Sin embargo, para perfiles como el de Miguel Ángel, cuyo beneficio es inferior a la mitad de ese promedio, el margen de maniobra es nulo. El testimonio del jubilado no es una anécdota aislado en tu círculo cercano; Según él, varios de sus amigos pasan por lo mismo. calvario y se han visto obligados a alquilar habitaciones por cantidades de alrededor 350€renunciando así a la privacidad de toda la vivienda a cambio de un techo asequible.

El espejismo del «coliving» para una generación atrapada por los precios

Si bien la realidad empuja a las personas mayores a compartir cocina y baño por necesidad, el mercado ha encontrado una manera elegante de cubrir esta precariedad.

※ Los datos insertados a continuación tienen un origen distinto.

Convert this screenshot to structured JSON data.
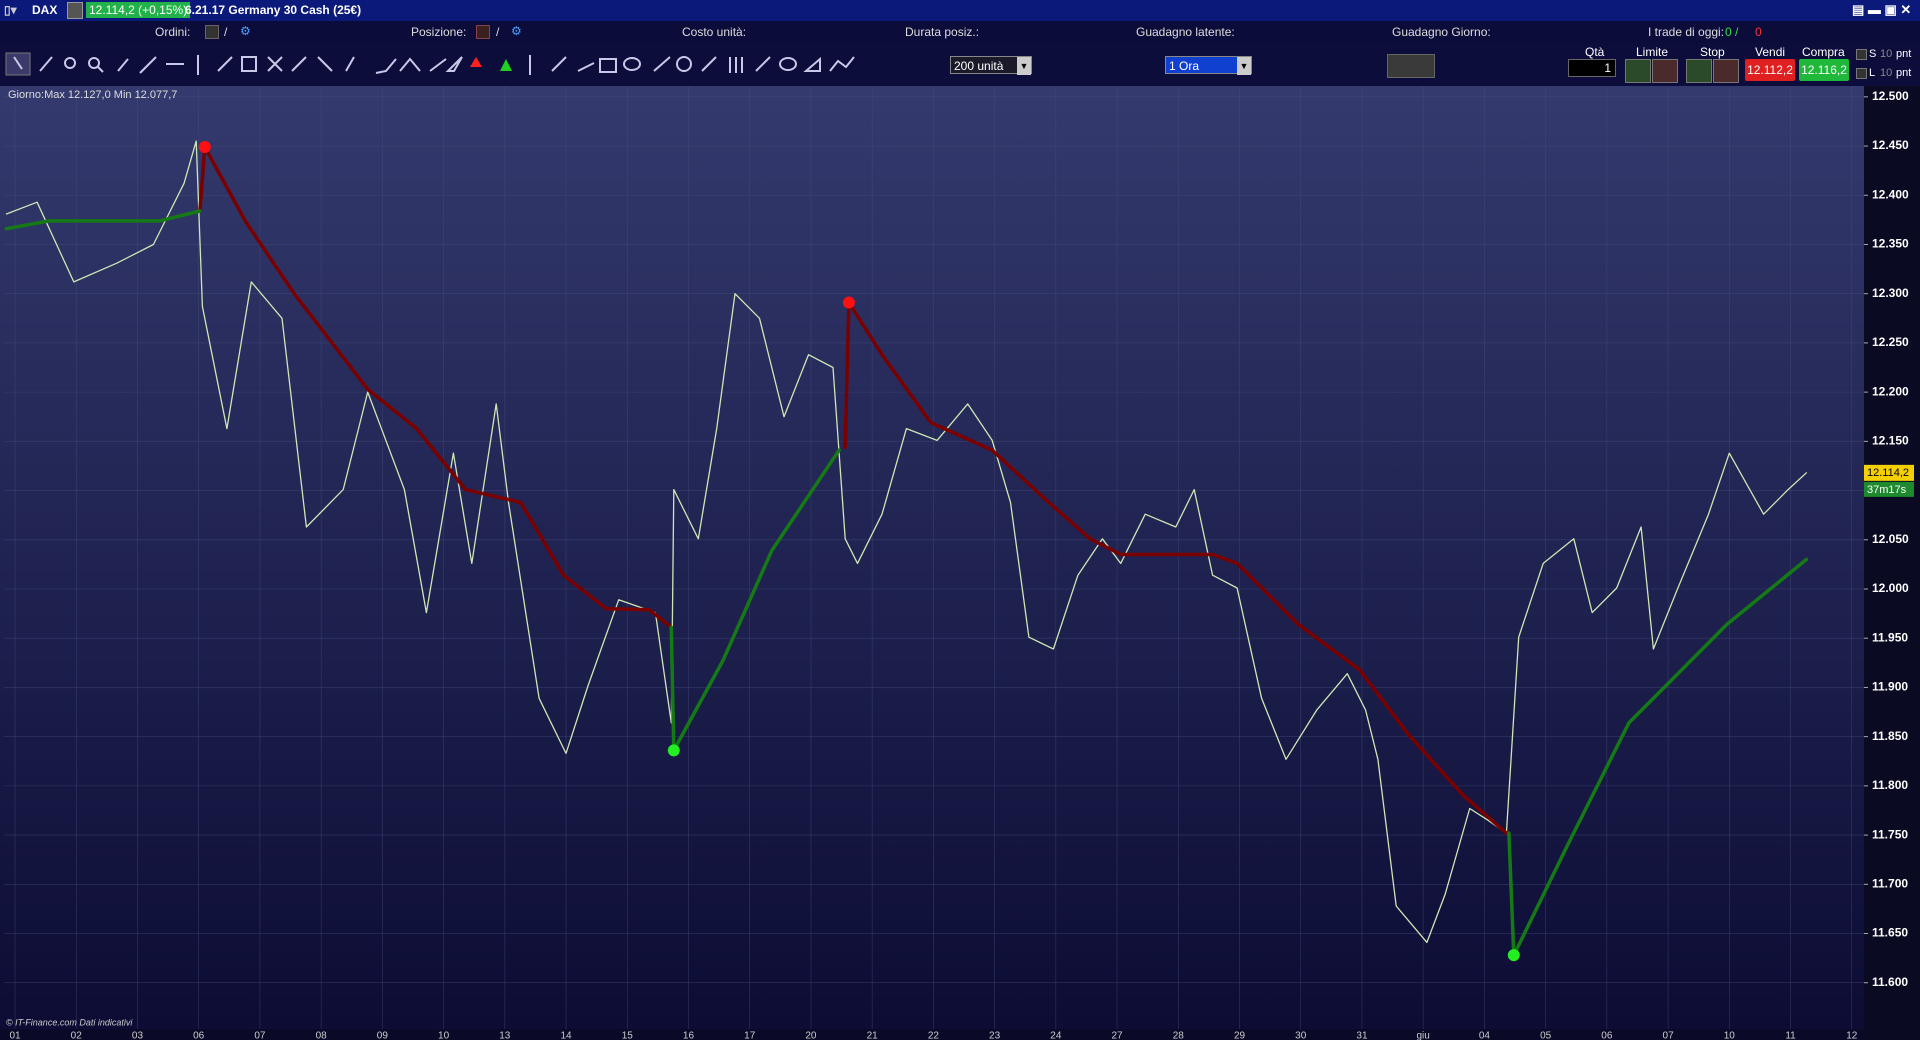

En el centro de Castellón no es extraño encontrarse con anuncios que comercializan bajo el anglicismo «coliving» que en esencia son viviendas superpobladas.

Un ejemplo palpable mencionado en la información del Ser describe una propiedad con ocho dormitorios y sólo cuatro baños donde cada inquilino debe pagar más de cuatrocientos euros al mes por el derecho de uso de una habitación privada, quedando el resto de habitaciones sujetas a uso comunitario.

Esta evolución del mercado desdibuja la línea entre emancipación juventud y vulnerabilidad aparición de la vejez.

Miguel Ángel y su compañero de piso representan tendencia creciente que desmonte el mito de la vejez patrimonialmente segura.

Su situación demuestra que el aumento galopante del precio del metro cuadrado no sólo expulsa a los jóvenes de las ciudades, pero también está reconfigurando los últimos años de vida de miles de pensionistas, obligados a estrechar lazos con extraños para no aumentar las listas de espera de los servicios sociales o, peor aún, caer en la exclusión residencial.